Muslims believe the Mount is where the Prophet Muhammad ascended to heaven in a mystical night journey recounted in the Koran, and call it the Noble Sanctuary. The day-to-day functioning of the site is in the hands of the Islamic Waqf, and Israeli governments have been stringent about maintaining the status quo. The enclosure, with its cypress trees and open stone esplanades, generally has the air of a peaceful urban park. But because of its importance to Muslims and the inherent tension of such a place being under the control of Israel, any violence there resonates across the Islamic world and has the potential for deadly results.
In an interview this week, Feiglin promised he would be visiting the Mount regularly as a lawmaker, and said he would bring others. The interview, part of a fundraising telecast for the Temple Institute, a group that says it is making practical preparations to rebuild the Temple, was broadcast Sunday, on what the institute dubbed its Fourth Annual International Temple Mount Awareness Day. The webcast was aimed at the institute’s supporters among evangelical Christians in the United States, and a 1-800 number was given for donations.

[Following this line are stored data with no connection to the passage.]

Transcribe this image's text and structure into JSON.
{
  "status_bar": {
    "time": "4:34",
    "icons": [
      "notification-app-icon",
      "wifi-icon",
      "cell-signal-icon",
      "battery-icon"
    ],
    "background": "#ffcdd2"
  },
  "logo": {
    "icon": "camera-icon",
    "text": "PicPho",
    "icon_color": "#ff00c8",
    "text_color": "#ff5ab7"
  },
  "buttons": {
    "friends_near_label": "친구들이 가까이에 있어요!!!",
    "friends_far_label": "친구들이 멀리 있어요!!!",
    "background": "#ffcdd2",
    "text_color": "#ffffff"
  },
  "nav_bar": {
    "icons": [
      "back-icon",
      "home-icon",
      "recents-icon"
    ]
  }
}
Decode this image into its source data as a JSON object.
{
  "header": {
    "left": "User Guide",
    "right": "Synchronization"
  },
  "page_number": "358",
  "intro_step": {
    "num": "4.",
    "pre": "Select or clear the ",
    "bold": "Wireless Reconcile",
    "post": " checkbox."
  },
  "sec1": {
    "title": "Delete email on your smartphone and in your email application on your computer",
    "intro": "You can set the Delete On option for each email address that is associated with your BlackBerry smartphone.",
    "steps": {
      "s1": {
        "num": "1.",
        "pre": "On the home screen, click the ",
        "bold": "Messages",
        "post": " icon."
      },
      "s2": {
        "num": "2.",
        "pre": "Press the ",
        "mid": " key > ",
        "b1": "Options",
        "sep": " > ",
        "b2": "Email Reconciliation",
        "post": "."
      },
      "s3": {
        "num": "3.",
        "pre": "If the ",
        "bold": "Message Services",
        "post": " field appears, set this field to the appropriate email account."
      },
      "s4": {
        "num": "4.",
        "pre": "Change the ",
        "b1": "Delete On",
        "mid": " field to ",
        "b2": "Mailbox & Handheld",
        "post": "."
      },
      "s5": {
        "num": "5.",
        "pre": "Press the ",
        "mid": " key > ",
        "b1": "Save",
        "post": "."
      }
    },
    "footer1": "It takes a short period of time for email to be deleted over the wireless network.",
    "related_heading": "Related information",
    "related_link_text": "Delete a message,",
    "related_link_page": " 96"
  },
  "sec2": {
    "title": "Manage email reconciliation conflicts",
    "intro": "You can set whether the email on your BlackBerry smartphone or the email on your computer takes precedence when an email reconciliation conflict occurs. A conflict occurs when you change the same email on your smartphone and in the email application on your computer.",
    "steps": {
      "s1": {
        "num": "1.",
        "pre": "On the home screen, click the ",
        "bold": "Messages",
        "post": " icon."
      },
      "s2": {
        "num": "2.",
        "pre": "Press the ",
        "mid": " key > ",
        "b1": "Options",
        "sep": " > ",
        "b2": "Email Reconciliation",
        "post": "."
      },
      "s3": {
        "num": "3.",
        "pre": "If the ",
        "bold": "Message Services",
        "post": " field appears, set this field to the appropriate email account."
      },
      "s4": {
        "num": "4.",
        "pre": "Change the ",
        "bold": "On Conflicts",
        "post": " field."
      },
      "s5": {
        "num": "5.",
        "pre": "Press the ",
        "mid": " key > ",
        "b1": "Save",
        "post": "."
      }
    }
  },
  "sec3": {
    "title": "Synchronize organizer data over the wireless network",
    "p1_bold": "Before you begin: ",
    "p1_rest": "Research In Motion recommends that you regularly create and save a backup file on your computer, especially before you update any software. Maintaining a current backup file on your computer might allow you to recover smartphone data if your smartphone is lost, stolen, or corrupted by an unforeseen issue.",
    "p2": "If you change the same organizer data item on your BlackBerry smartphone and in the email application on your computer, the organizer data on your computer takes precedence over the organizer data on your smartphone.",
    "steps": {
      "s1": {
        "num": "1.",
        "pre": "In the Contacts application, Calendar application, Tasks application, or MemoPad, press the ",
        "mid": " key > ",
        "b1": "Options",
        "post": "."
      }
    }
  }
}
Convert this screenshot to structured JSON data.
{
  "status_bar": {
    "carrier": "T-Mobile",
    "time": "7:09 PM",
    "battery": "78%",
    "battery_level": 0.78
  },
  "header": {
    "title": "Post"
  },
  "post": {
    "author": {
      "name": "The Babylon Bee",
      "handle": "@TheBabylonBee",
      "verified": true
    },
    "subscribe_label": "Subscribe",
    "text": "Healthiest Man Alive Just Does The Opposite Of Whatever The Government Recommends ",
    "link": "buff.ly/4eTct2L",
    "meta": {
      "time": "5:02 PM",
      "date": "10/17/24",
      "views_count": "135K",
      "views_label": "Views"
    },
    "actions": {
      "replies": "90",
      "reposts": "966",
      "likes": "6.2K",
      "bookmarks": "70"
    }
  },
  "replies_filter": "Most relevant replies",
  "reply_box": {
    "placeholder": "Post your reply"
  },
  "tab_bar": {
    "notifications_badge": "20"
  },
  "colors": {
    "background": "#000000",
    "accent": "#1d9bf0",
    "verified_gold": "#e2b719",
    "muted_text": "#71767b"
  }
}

The webcast’s hosts addressed the camera in front of a painting showing modern construction cranes erecting the Third Temple.
“Every Jew that goes to the Temple Mount puts another stone in the building of the Temple, and is making another step to fulfill Jewish sovereignty on the Temple Mount,” Feiglin told viewers. That is precisely what makes Muslims nervous.
Feiglin and other committed Temple activists have replaced the idea of Jewish renewal as represented by a powerful symbol — the Temple in Jerusalem — with the idea that if an actual building, a temple, is built on an actual site, the Temple Mount, Jews will somehow plug into a spiritual power source they have lost and restore themselves to greatness. The opposition of Muslims and other nations to Jewish practice at the site fits into their narrative: The nations know this, and don’t want it to happen.